We're also isolated from our extended families. Jean's parents used to live in Littleton, about 60 miles up the Interstate from Colorado Springs. Medical issues forced them to move five years ago. Jean's sister lives in a town north of Denver, but it's 90 miles from here, through the worst traffic in the state. Jean's other sibling, a brother, lives in Ruston, Louisiana. That's a two-day drive at best.

My extended family is spread from western Tennessee through Louisiana to somewhere in northern California. There's still a small nucleus around where I spent my early years, in Tioga, Louisiana, but my brother and his family live in Texas, and my favorite cousins live in Nevada, Arizona, California, Arkansas and Louisiana.

My wife and I have made friends wherever we lived.
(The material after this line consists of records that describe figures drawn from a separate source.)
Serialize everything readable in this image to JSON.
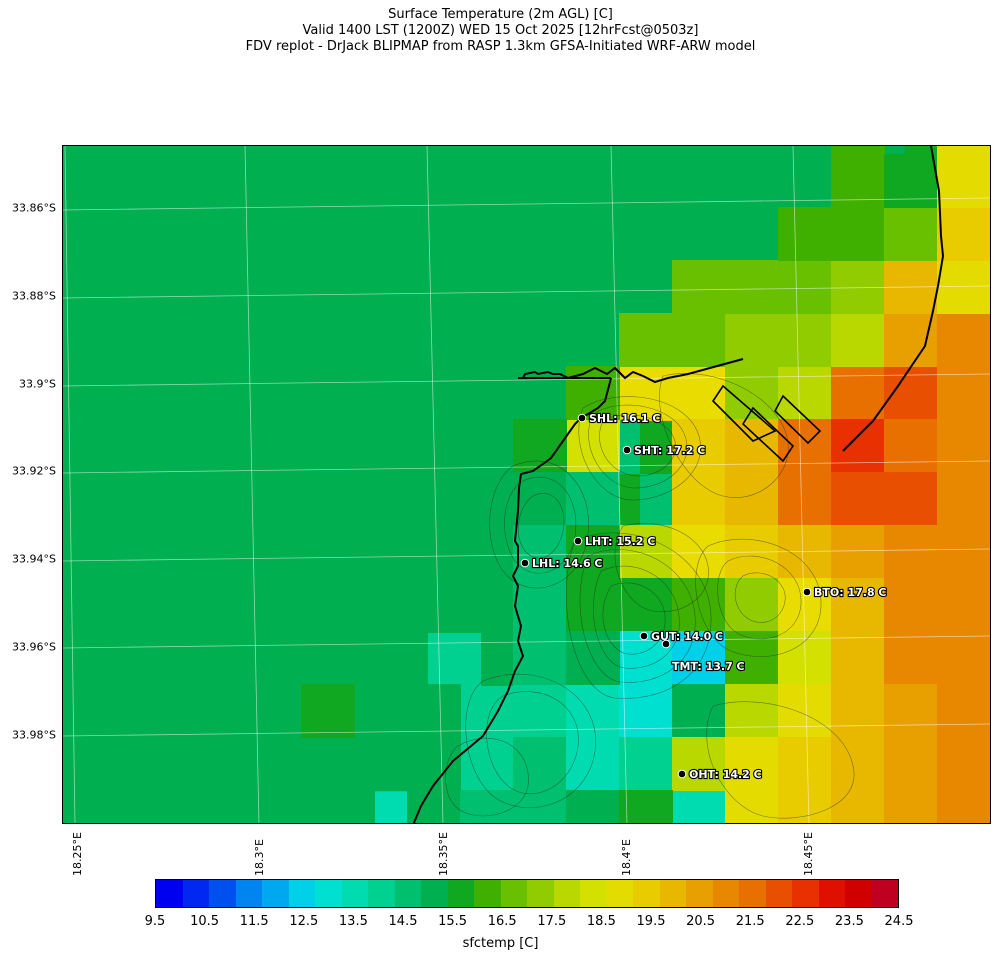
{
  "title": {
    "line1": "Surface Temperature (2m AGL) [C]",
    "line2": "Valid 1400 LST (1200Z) WED 15 Oct 2025 [12hrFcst@0503z]",
    "line3": "FDV replot - DrJack BLIPMAP from RASP 1.3km GFSA-Initiated WRF-ARW model"
  },
  "lat_labels": [
    "33.86°S",
    "33.88°S",
    "33.9°S",
    "33.92°S",
    "33.94°S",
    "33.96°S",
    "33.98°S"
  ],
  "lon_labels": [
    "18.25°E",
    "18.3°E",
    "18.35°E",
    "18.4°E",
    "18.45°E"
  ],
  "stations": [
    {
      "id": "SHL",
      "label": "SHL: 16.1 C",
      "value": 16.1
    },
    {
      "id": "SHT",
      "label": "SHT: 17.2 C",
      "value": 17.2
    },
    {
      "id": "LHT",
      "label": "LHT: 15.2 C",
      "value": 15.2
    },
    {
      "id": "LHL",
      "label": "LHL: 14.6 C",
      "value": 14.6
    },
    {
      "id": "BTO",
      "label": "BTO: 17.8 C",
      "value": 17.8
    },
    {
      "id": "GUT",
      "label": "GUT: 14.0 C",
      "value": 14.0
    },
    {
      "id": "TMT",
      "label": "TMT: 13.7 C",
      "value": 13.7
    },
    {
      "id": "OHT",
      "label": "OHT: 14.2 C",
      "value": 14.2
    }
  ],
  "colorbar": {
    "label": "sfctemp [C]",
    "ticks": [
      "9.5",
      "10.5",
      "11.5",
      "12.5",
      "13.5",
      "14.5",
      "15.5",
      "16.5",
      "17.5",
      "18.5",
      "19.5",
      "20.5",
      "21.5",
      "22.5",
      "23.5",
      "24.5"
    ],
    "colors": [
      "#0000f0",
      "#0028f0",
      "#0050f0",
      "#0084f0",
      "#00a8f0",
      "#00d0e8",
      "#00e0d0",
      "#00dcb0",
      "#00d090",
      "#00c070",
      "#00b050",
      "#10a820",
      "#40b000",
      "#68c000",
      "#90cc00",
      "#b8d800",
      "#d4e000",
      "#e4dc00",
      "#e8cc00",
      "#e8b800",
      "#e8a000",
      "#e88800",
      "#e87000",
      "#e85000",
      "#e83000",
      "#e01000",
      "#d00000",
      "#c00020"
    ]
  }
}
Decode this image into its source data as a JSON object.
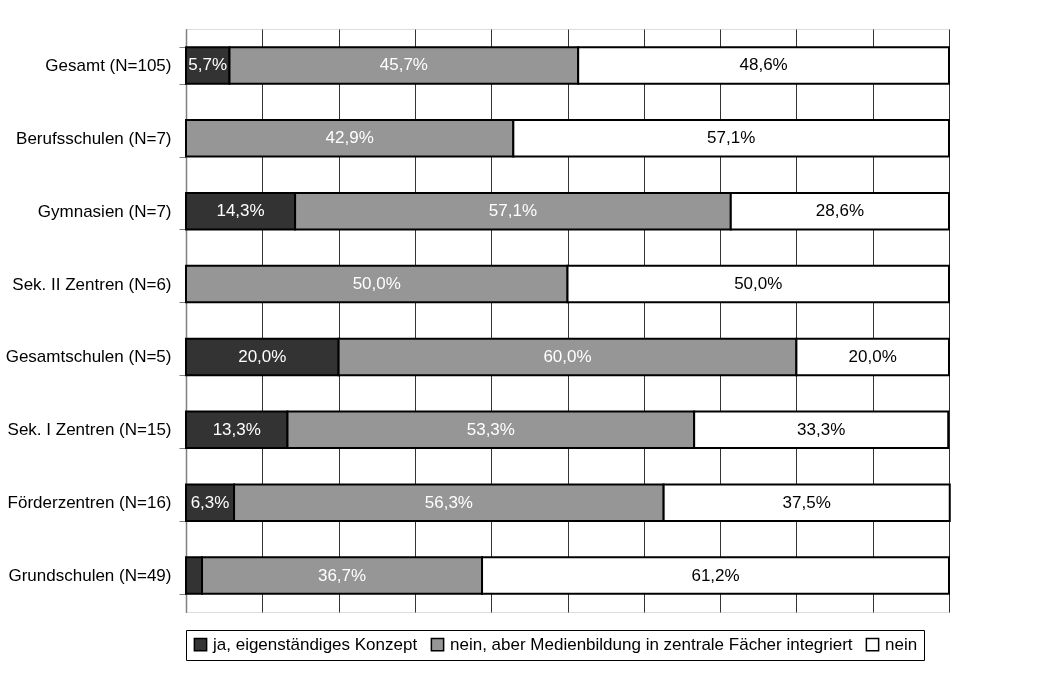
{
  "chart_data": {
    "type": "bar",
    "orientation": "horizontal",
    "stacked": true,
    "categories": [
      "Gesamt (N=105)",
      "Berufsschulen (N=7)",
      "Gymnasien (N=7)",
      "Sek. II Zentren (N=6)",
      "Gesamtschulen (N=5)",
      "Sek. I Zentren (N=15)",
      "Förderzentren (N=16)",
      "Grundschulen (N=49)"
    ],
    "series": [
      {
        "name": "ja, eigenständiges Konzept",
        "color": "#333333",
        "values": [
          5.7,
          null,
          14.3,
          null,
          20.0,
          13.3,
          6.3,
          2.1
        ],
        "value_labels": [
          "5,7%",
          null,
          "14,3%",
          null,
          "20,0%",
          "13,3%",
          "6,3%",
          null
        ]
      },
      {
        "name": "nein, aber Medienbildung in zentrale Fächer integriert",
        "color": "#969696",
        "values": [
          45.7,
          42.9,
          57.1,
          50.0,
          60.0,
          53.3,
          56.3,
          36.7
        ],
        "value_labels": [
          "45,7%",
          "42,9%",
          "57,1%",
          "50,0%",
          "60,0%",
          "53,3%",
          "56,3%",
          "36,7%"
        ]
      },
      {
        "name": "nein",
        "color": "#ffffff",
        "values": [
          48.6,
          57.1,
          28.6,
          50.0,
          20.0,
          33.3,
          37.5,
          61.2
        ],
        "value_labels": [
          "48,6%",
          "57,1%",
          "28,6%",
          "50,0%",
          "20,0%",
          "33,3%",
          "37,5%",
          "61,2%"
        ]
      }
    ],
    "xlim": [
      0,
      100
    ],
    "xticks": [
      {
        "value": 0,
        "label": null
      },
      {
        "value": 10,
        "label": null
      },
      {
        "value": 20,
        "label": null
      },
      {
        "value": 30,
        "label": null
      },
      {
        "value": 40,
        "label": null
      },
      {
        "value": 50,
        "label": null
      },
      {
        "value": 60,
        "label": null
      },
      {
        "value": 70,
        "label": null
      },
      {
        "value": 80,
        "label": null
      },
      {
        "value": 90,
        "label": null
      },
      {
        "value": 100,
        "label": null
      }
    ],
    "tick_labels": "y",
    "grid": "x",
    "legend": "bottom"
  }
}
Those friends today are scattered from Germany to Guam. My wife has a few classmates she still enjoys visiting in Denver, and some of my graduating class still live in Louisiana, but most of the people that were important to us in our early years have moved to virtually every state in the Union, and a few foreign countries.

Today's society is mobile to an extent no other society in the entire history of mankind has been. We can move to any point on the globe in a matter of days, and have all our baggage - including most of our household good - arrive within weeks. Americans - both from the United States and Canada - live in more different places than the British at the height of the British Empire. Even better, when we move abroad, we can return just as easily. Frequently, posting to distant British colonies were for life, and the majority of those that took such posts never returned to England.
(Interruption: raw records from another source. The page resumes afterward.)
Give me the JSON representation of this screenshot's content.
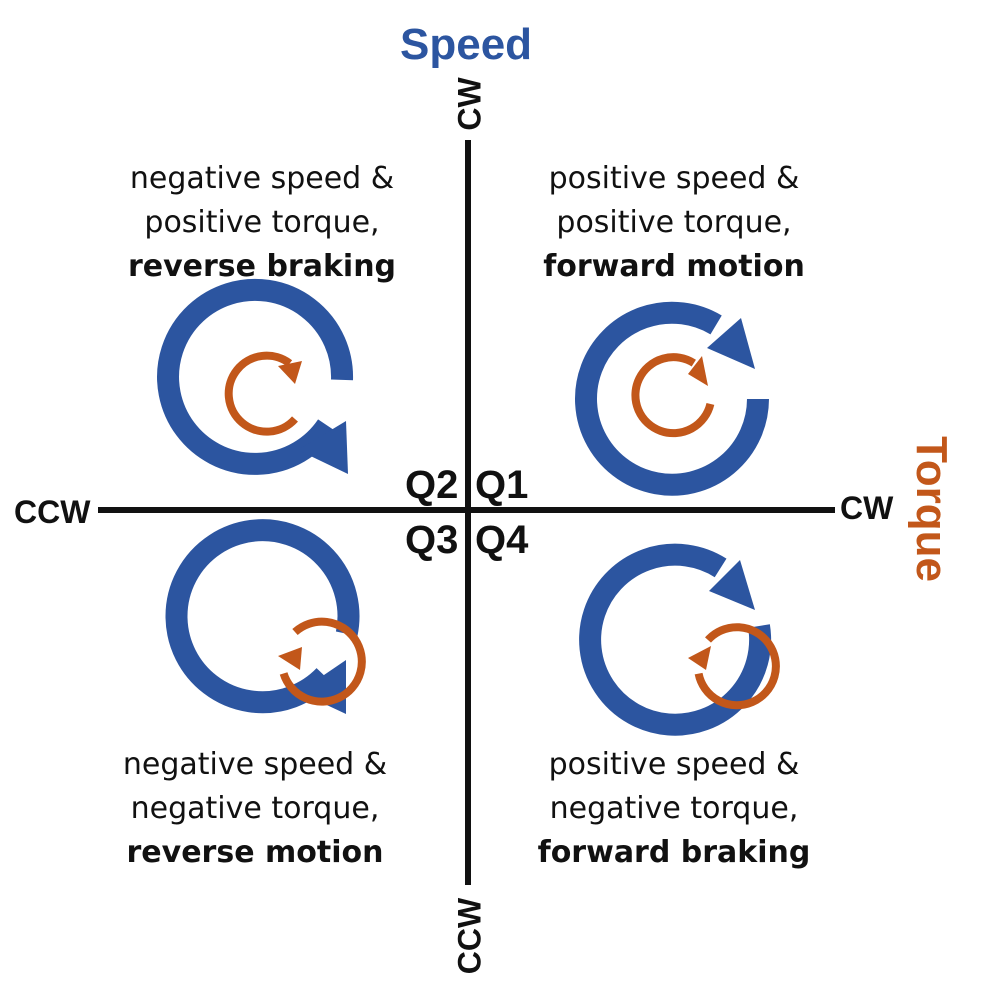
{
  "axes": {
    "speed": {
      "title": "Speed",
      "color": "#2c55a0",
      "top_label": "CW",
      "bottom_label": "CCW"
    },
    "torque": {
      "title": "Torque",
      "color": "#c2571a",
      "left_label": "CCW",
      "right_label": "CW"
    }
  },
  "quadrants": {
    "q1": {
      "label": "Q1",
      "line1": "positive speed &",
      "line2": "positive torque,",
      "mode": "forward motion",
      "speed_direction": "cw",
      "torque_direction": "cw"
    },
    "q2": {
      "label": "Q2",
      "line1": "negative speed &",
      "line2": "positive torque,",
      "mode": "reverse braking",
      "speed_direction": "ccw",
      "torque_direction": "cw"
    },
    "q3": {
      "label": "Q3",
      "line1": "negative speed &",
      "line2": "negative torque,",
      "mode": "reverse motion",
      "speed_direction": "ccw",
      "torque_direction": "ccw"
    },
    "q4": {
      "label": "Q4",
      "line1": "positive speed &",
      "line2": "negative torque,",
      "mode": "forward braking",
      "speed_direction": "cw",
      "torque_direction": "ccw"
    }
  },
  "colors": {
    "axis": "#111111",
    "speed_arrow": "#2c55a0",
    "torque_arrow": "#c2571a"
  },
  "icons": {
    "speed": "circular-arrow-icon",
    "torque": "circular-arrow-icon"
  }
}
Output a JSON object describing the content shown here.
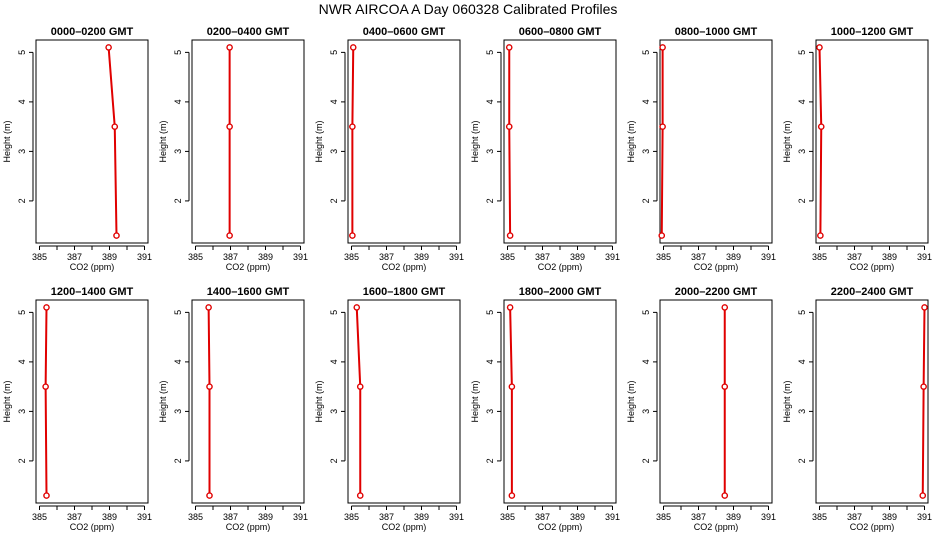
{
  "title": "NWR AIRCOA A  Day 060328  Calibrated Profiles",
  "colors": {
    "profile": "#e00000",
    "axis": "#000000"
  },
  "chart_data": {
    "type": "line",
    "xlabel": "CO2 (ppm)",
    "ylabel": "Height (m)",
    "xlim": [
      384.8,
      391.2
    ],
    "ylim": [
      1.15,
      5.25
    ],
    "xticks": [
      "385",
      "387",
      "389",
      "391"
    ],
    "yticks": [
      "2",
      "3",
      "4",
      "5"
    ],
    "grid": false,
    "panels": [
      {
        "title": "0000–0200 GMT",
        "points": [
          {
            "x": 388.95,
            "y": 5.1
          },
          {
            "x": 389.3,
            "y": 3.5
          },
          {
            "x": 389.4,
            "y": 1.3
          }
        ]
      },
      {
        "title": "0200–0400 GMT",
        "points": [
          {
            "x": 386.95,
            "y": 5.1
          },
          {
            "x": 386.95,
            "y": 3.5
          },
          {
            "x": 386.95,
            "y": 1.3
          }
        ]
      },
      {
        "title": "0400–0600 GMT",
        "points": [
          {
            "x": 385.1,
            "y": 5.1
          },
          {
            "x": 385.05,
            "y": 3.5
          },
          {
            "x": 385.05,
            "y": 1.3
          }
        ]
      },
      {
        "title": "0600–0800 GMT",
        "points": [
          {
            "x": 385.1,
            "y": 5.1
          },
          {
            "x": 385.1,
            "y": 3.5
          },
          {
            "x": 385.15,
            "y": 1.3
          }
        ]
      },
      {
        "title": "0800–1000 GMT",
        "points": [
          {
            "x": 384.95,
            "y": 5.1
          },
          {
            "x": 384.95,
            "y": 3.5
          },
          {
            "x": 384.9,
            "y": 1.3
          }
        ]
      },
      {
        "title": "1000–1200 GMT",
        "points": [
          {
            "x": 385.0,
            "y": 5.1
          },
          {
            "x": 385.1,
            "y": 3.5
          },
          {
            "x": 385.05,
            "y": 1.3
          }
        ]
      },
      {
        "title": "1200–1400 GMT",
        "points": [
          {
            "x": 385.4,
            "y": 5.1
          },
          {
            "x": 385.35,
            "y": 3.5
          },
          {
            "x": 385.4,
            "y": 1.3
          }
        ]
      },
      {
        "title": "1400–1600 GMT",
        "points": [
          {
            "x": 385.75,
            "y": 5.1
          },
          {
            "x": 385.8,
            "y": 3.5
          },
          {
            "x": 385.8,
            "y": 1.3
          }
        ]
      },
      {
        "title": "1600–1800 GMT",
        "points": [
          {
            "x": 385.3,
            "y": 5.1
          },
          {
            "x": 385.5,
            "y": 3.5
          },
          {
            "x": 385.5,
            "y": 1.3
          }
        ]
      },
      {
        "title": "1800–2000 GMT",
        "points": [
          {
            "x": 385.15,
            "y": 5.1
          },
          {
            "x": 385.25,
            "y": 3.5
          },
          {
            "x": 385.25,
            "y": 1.3
          }
        ]
      },
      {
        "title": "2000–2200 GMT",
        "points": [
          {
            "x": 388.5,
            "y": 5.1
          },
          {
            "x": 388.5,
            "y": 3.5
          },
          {
            "x": 388.5,
            "y": 1.3
          }
        ]
      },
      {
        "title": "2200–2400 GMT",
        "points": [
          {
            "x": 391.0,
            "y": 5.1
          },
          {
            "x": 390.95,
            "y": 3.5
          },
          {
            "x": 390.9,
            "y": 1.3
          }
        ]
      }
    ]
  }
}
Wherever we go, there will always be a central spot that we consider "home" - usually where we and our parents lived when we were younger. It's never the same, however, when you go back - things change, and the world that was is gone forever. Yet we consider those spots more precious than any other. To our oldest daughter, "home" is a certain part of Wiesbaden, Germany. To our son, it's Littleton, Colorado. To our youngest, it's Colorado Springs. This brings up a dilemma - where, really is "home"? The debate finally settled on "wherever Mom and Dad are".

That's how it's worked out for our extended family, as well - home is where the family, as a whole, gets together to celebrate that uniqueness that marks us as a family. Wherever that is is "home". Thankfully, with the Internet, we can all keep in touch much easier than the British families that sailed to those distant Colonies!